AUSTRALIANS seldom need a reason to party, but the Coronation certainly provided a gilt-edged justification. Our Sydney time zone had the ceremony starting at 8 p.m. — perfect for a Saturday night’s revel. My daughter and her family hosted 45 family and friends at a gathering to celebrate this great occasion and watch the broadcast.
I was 12 years old and growing up in Kenya when Queen Elizabeth II came to the throne. There was no television then, but my father had bought a new radio for us to follow a crackly broadcast of the Coronation ceremony. We were only 15 minutes into proceedings when a spiral of smoke rose from the radio, accompanied by the aroma of burning Bakelite. Dad had used the wrong voltage setting: our Coronation experience was brief.
Fast forward seven decades, and we were now gathered at a wall-mounted television screen the size of a dinner table.

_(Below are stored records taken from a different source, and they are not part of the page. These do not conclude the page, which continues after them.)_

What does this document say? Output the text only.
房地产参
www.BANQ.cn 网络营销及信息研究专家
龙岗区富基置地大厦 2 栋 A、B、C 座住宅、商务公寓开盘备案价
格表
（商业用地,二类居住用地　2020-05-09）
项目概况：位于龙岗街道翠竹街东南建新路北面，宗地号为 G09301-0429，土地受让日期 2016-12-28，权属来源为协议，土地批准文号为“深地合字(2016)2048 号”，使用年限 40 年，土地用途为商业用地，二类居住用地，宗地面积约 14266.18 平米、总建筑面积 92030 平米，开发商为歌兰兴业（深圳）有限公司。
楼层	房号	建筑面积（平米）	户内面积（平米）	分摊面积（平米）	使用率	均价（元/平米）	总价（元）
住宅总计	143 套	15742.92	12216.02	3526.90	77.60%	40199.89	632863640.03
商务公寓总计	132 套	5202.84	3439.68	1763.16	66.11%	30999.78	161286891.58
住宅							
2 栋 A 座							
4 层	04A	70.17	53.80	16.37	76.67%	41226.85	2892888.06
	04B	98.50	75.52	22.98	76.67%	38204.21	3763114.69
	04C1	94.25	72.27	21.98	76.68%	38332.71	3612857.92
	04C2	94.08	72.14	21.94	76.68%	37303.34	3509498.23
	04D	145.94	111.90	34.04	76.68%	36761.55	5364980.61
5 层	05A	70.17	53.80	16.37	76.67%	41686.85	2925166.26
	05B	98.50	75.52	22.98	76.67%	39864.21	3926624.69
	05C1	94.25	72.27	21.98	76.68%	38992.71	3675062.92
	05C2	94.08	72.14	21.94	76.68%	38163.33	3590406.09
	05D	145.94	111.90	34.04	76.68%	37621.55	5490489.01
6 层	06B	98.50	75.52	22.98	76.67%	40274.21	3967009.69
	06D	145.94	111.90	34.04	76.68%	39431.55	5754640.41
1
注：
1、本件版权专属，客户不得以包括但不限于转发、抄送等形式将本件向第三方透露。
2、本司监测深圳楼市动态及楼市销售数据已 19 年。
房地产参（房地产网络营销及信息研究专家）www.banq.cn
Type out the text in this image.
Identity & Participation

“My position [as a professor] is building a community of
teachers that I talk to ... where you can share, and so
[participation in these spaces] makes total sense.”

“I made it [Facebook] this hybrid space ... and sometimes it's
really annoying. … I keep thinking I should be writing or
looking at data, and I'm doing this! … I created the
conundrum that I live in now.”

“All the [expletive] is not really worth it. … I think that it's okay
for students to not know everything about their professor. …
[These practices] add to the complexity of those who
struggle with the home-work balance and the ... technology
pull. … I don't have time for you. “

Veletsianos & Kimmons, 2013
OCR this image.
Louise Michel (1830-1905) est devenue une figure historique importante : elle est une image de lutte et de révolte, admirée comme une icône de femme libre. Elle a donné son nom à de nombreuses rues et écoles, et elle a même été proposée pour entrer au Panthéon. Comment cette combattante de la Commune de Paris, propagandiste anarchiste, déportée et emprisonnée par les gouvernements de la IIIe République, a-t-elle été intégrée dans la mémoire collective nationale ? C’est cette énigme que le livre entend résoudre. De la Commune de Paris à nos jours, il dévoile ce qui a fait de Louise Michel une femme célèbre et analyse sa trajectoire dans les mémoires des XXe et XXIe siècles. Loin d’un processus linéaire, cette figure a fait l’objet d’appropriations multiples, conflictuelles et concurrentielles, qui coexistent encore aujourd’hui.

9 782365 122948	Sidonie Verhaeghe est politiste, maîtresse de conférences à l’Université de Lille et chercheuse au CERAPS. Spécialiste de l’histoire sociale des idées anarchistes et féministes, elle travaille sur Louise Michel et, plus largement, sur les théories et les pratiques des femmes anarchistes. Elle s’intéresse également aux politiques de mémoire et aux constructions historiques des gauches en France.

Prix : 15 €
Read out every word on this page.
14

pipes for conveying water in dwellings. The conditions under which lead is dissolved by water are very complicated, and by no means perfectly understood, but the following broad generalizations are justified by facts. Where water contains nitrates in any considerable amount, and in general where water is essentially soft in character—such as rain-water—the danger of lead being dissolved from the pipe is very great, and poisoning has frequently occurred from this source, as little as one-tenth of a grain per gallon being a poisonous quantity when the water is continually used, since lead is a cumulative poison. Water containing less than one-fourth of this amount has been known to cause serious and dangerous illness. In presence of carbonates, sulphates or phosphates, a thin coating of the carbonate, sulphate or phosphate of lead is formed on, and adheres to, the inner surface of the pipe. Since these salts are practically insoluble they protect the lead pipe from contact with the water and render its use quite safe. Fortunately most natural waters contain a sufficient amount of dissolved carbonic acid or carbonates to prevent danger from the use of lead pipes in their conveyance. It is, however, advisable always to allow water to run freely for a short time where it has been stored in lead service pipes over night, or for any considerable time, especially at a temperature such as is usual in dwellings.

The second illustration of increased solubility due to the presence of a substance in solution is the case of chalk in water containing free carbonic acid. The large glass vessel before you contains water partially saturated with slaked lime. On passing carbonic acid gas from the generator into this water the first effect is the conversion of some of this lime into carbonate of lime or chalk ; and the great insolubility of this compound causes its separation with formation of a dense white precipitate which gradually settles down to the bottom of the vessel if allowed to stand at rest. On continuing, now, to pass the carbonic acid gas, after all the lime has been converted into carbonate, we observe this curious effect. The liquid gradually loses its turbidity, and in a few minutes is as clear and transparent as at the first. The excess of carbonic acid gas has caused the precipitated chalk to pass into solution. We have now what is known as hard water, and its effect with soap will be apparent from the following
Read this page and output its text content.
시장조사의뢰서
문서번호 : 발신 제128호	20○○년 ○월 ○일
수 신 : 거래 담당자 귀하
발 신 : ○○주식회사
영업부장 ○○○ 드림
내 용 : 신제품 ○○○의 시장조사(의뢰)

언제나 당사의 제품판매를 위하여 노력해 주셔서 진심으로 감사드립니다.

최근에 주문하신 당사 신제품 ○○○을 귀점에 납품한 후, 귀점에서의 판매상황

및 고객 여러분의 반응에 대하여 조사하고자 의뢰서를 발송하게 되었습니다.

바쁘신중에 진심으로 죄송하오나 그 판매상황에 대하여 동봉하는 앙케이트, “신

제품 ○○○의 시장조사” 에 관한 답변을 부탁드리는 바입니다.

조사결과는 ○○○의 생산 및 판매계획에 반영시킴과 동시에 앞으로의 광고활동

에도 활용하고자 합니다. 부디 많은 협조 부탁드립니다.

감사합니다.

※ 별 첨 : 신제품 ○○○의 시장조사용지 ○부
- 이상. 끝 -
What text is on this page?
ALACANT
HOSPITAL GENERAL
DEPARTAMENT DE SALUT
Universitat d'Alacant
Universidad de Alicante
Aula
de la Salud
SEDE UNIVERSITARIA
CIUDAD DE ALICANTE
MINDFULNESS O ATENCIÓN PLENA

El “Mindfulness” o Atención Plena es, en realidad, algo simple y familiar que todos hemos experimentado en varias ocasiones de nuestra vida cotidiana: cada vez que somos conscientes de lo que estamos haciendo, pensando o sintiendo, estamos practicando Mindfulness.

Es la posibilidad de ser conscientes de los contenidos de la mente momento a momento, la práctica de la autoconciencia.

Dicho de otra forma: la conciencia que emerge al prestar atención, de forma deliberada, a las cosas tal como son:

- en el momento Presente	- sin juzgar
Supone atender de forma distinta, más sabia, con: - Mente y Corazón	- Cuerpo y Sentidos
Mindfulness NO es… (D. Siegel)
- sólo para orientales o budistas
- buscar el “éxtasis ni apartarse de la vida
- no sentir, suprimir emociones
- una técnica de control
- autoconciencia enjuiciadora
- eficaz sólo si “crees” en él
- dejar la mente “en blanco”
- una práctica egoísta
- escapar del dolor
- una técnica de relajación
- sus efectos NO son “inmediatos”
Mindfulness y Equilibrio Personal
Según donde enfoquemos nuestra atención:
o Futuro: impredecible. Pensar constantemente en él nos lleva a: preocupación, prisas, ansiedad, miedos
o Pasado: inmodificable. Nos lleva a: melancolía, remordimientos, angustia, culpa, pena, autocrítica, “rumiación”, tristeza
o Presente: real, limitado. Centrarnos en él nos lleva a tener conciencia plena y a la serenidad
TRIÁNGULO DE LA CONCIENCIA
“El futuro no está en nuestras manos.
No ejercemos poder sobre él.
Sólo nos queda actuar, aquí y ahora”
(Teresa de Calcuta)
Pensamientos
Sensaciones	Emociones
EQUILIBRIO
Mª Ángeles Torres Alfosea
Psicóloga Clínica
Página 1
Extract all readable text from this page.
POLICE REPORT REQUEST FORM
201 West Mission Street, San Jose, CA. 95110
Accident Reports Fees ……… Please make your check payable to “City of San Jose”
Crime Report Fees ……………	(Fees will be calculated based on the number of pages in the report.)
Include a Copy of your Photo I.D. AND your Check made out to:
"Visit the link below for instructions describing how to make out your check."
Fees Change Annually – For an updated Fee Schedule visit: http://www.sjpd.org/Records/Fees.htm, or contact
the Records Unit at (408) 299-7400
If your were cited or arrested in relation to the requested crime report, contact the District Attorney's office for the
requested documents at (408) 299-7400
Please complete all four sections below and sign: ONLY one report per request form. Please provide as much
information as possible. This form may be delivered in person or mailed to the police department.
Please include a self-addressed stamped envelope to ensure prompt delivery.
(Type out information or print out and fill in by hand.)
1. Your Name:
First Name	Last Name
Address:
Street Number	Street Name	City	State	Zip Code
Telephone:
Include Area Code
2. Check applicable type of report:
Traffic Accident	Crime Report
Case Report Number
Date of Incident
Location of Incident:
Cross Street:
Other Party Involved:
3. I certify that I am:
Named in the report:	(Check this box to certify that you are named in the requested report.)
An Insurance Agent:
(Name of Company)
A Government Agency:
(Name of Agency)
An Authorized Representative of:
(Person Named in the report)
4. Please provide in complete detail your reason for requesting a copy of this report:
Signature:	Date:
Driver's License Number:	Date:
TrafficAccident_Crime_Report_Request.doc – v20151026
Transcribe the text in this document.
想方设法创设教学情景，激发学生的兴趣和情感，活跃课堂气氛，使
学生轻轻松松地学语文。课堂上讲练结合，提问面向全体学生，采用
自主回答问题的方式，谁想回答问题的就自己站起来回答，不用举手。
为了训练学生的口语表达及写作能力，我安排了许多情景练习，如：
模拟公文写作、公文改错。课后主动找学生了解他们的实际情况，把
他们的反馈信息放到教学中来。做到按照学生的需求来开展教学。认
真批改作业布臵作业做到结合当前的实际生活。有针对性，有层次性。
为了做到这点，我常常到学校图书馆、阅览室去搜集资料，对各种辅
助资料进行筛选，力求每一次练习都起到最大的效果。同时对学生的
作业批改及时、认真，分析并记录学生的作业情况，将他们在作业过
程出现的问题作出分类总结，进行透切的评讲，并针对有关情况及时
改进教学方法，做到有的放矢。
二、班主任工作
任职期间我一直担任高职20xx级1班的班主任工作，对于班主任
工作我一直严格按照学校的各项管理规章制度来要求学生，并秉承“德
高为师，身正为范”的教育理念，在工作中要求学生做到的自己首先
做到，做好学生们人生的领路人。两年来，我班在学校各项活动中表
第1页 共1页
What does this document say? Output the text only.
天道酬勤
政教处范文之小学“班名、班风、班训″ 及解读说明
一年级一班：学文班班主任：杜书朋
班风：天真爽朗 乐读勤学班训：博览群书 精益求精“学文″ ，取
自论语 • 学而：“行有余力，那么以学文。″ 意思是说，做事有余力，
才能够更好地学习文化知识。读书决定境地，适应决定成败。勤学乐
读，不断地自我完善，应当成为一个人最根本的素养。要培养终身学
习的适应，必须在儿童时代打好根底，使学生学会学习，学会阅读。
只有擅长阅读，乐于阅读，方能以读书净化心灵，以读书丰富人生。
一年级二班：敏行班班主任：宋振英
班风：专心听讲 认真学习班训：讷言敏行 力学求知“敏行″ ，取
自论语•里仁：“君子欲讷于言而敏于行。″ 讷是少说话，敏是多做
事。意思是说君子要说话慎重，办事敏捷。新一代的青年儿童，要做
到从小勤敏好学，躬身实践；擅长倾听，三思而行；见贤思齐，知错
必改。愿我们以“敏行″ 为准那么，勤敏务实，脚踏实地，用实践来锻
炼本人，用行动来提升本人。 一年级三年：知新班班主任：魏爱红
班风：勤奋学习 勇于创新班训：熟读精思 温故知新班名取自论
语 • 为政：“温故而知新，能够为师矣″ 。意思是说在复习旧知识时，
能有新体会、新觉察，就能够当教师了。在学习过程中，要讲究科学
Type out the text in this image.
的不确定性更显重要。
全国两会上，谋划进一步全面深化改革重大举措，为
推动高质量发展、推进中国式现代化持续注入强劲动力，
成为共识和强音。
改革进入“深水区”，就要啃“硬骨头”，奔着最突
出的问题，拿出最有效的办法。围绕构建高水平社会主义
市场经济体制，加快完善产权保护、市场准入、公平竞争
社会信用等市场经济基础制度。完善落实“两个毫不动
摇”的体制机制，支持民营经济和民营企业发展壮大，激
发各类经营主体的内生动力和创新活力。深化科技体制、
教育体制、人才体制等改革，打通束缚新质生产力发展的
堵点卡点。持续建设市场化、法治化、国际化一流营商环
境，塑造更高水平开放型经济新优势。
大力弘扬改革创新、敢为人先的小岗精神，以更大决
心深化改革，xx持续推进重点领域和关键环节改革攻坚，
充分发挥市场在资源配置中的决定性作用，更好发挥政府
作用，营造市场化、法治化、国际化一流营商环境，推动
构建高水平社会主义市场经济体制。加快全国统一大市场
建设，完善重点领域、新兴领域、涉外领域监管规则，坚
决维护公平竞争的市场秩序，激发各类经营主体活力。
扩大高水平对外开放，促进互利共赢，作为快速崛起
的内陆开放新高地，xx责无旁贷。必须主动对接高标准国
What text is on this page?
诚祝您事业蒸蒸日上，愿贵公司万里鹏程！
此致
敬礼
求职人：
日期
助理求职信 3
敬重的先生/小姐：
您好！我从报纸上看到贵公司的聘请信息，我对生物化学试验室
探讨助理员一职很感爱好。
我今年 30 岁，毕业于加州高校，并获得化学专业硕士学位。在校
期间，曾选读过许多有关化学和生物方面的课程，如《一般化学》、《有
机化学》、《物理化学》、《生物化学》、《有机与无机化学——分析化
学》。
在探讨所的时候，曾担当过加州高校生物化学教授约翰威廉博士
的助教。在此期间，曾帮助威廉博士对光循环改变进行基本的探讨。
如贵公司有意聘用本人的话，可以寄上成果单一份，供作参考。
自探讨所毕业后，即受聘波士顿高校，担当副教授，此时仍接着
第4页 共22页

Of course, with so many guests of all ages and interests, most in royalty-themed fancy dress, a buffet dinner in progress, and drinks flowing freely, there was a degree of attention deficit, and the more motivated of us arranged to view the recorded broadcast quietly in days ahead.
As in the UK, the republican movement in Australia is active and vocal. Polls show monarchists and republicans moving back and forth across the 50:50 line. For the republicans, the monarchy is an obsolete embarrassment: “Australia should have an Australian as head of state.” Monarchists, on the other hand, hold that the present constitutional arrangement has served us well for more than a century without tainting our national identity; their catchphrase is, “If it ain’t broke, don’t fix it.”
Having sworn allegiance to HM Queen Elizabeth on two occasions — once with the Royal Air Force, on joining the Cambridge University Air Squadron, and next with the Australian army — I remain firmly in the monarchist camp.
The contest can at times be mean-spirited, as in our new Labour state premier, who decided to cancel the planned Coronation-themed lighting of the sails on the Sydney Opera House. Major national events, such as the Olympic Games, National Road Safety Week, and several Aboriginal anniversaries are routinely commemorated in this way, but this historic event — global in impact — was deemed unworthy.
We attend St Jude’s Anglican Church, in the Sydney suburb of Randwick. It was built in 1865 to a design echoing the village church in Randwick, Gloucestershire, from where Simeon Pearce, the founder of “our” Randwick, came. It has the most easterly bells in Australia. As with a number of other churches, St Jude’s rang a two-hour peal on Saturday afternoon. Notable among the bell-ringers was 91-year-old Enid Roberts, who had rung bells for the late Queen’s coronation in 1953, and is still very active in towers around Sydney.